Great news for the consumer, everybody wins. Except those people that bought an iPhone.
Those consumers will have a reconditioned handset offered to then for $288.
Regardless of whether or not it is enforced in practice - by the very nature of this issue being raised we are again seeing a brand flexing its muscles, wielding its market power over the very people that put the brand there in the first place.
7. There's a trademark for that.
Woolworths is one thing - even if the logos weren't particularly similar. But Apple, when you set your lawyers on a small Australian developer in seaside Sydney, you are really losing touch.
The Little App factory, hardly a multinational by any stretch, was happily selling an application, 'iPodRip' designed to save the consumer heartache over losing entire libraries of music should the hardware crash (probably running Flash, Steve?).
However, the usage of 'pod' by this company was deemed to be in breach and the orders were made: No use of the iPod or Apple-related imagery, and relinquish the website.
Apple have a right to protect their trademarks, but when the enquiry was made to Mr Jobs, the reply was simply 'Change the Apps name.
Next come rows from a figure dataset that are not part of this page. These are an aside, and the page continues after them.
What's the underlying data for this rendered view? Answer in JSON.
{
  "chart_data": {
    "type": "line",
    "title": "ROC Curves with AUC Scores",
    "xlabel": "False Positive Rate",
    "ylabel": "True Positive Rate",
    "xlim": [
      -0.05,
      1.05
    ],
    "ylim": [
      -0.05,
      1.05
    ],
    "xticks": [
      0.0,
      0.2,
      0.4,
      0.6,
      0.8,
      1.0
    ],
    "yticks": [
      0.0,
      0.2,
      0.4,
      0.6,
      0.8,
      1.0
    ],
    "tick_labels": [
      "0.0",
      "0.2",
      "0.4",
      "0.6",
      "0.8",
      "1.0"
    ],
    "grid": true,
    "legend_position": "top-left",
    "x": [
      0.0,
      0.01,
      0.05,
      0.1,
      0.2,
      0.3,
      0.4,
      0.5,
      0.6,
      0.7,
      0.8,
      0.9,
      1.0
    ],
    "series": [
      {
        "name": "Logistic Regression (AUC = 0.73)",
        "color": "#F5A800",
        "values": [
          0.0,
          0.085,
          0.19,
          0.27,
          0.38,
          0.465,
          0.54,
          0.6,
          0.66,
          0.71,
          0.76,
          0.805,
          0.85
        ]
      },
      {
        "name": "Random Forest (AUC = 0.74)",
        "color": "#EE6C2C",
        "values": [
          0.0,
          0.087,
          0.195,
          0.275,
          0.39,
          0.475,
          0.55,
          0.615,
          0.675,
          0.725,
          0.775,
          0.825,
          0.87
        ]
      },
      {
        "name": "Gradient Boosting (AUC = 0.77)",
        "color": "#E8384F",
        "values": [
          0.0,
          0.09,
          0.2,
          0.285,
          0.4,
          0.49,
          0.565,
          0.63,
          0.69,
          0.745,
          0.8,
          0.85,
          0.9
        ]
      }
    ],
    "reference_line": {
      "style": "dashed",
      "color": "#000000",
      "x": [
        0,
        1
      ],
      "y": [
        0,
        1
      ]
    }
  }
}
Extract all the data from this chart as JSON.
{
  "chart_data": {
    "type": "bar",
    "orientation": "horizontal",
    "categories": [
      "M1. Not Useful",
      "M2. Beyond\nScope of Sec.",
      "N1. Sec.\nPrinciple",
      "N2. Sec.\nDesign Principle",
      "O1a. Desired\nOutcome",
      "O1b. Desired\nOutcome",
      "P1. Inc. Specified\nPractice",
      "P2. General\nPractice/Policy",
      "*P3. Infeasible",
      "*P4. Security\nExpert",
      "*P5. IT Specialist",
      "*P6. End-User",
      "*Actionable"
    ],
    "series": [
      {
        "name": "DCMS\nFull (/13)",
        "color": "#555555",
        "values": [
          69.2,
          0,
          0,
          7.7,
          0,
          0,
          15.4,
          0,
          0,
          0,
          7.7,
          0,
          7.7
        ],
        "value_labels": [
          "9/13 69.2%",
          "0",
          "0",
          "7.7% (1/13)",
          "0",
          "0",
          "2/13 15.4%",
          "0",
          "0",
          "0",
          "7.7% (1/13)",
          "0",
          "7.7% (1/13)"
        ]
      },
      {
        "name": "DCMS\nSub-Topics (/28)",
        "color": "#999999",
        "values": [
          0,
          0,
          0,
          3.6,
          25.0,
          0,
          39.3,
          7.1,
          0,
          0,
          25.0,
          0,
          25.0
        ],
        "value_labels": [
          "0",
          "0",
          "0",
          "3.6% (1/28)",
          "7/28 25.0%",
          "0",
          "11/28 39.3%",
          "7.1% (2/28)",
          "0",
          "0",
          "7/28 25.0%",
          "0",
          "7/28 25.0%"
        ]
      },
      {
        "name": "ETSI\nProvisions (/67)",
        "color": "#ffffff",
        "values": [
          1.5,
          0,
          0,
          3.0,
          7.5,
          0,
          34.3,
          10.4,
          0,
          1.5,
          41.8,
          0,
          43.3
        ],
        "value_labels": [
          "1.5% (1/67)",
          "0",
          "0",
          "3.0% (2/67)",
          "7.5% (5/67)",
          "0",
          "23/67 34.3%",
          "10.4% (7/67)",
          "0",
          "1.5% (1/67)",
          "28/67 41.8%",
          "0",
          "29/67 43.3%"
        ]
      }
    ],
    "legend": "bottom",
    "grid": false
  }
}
Not that big of a deal'.
Again, Apple may be in the right. But from a brand perspective, everything is wrong.
The irony is the Little App factory is exactly the brand Apple needs to be.
A quick visit to their website and you notice that they were so touched by the Haiti tragedy they immediately donated $10,000 to Doctors without Borders and gave a percentage of sales from their Apps that month to the same charity. That lifted their donation to around $15,000 but in the interests of rounding decided to donate $20,000 instead.
Imagine that sort of thinking when you sell tens of millions of product a month.
8. We have [to have] control.
Details are still to fully emerge about iAd.
But according to the Wall Street Journal it looks like, at least initially, control over advertising will be in the hands of Apple. The approval process? Yes. But sorry? The creative as well?
Apple will be designing the advertising themselves.
"As a creative director, I can completely understand that they created this new baby and they want to make sure it gets born looking gorgeous," said Lars Bastholm, chief digital creative officer at WPP's Ogilvy told the Journal. "But as a creative director, I don't feel completely comfortable letting Apple do the creative."
9. Anti-trust.
Google the Apple brand name. How long is it before you start seeing the news results with the words anti-trust mentioned. Need we say anymore?
10. Even the Daily Show is getting laughs at your expense.
Comedian Jon Stewart, I believe, has put it best in regard to the Apple brand losing its shine.
"You guys are busting down doors in Palo Alto, while Commandant Gates is ridding the world of mosquitoes. What the f**k is going on?"
Darren Winterford is a former global brand manager and sometime [disgruntled] Apple fan.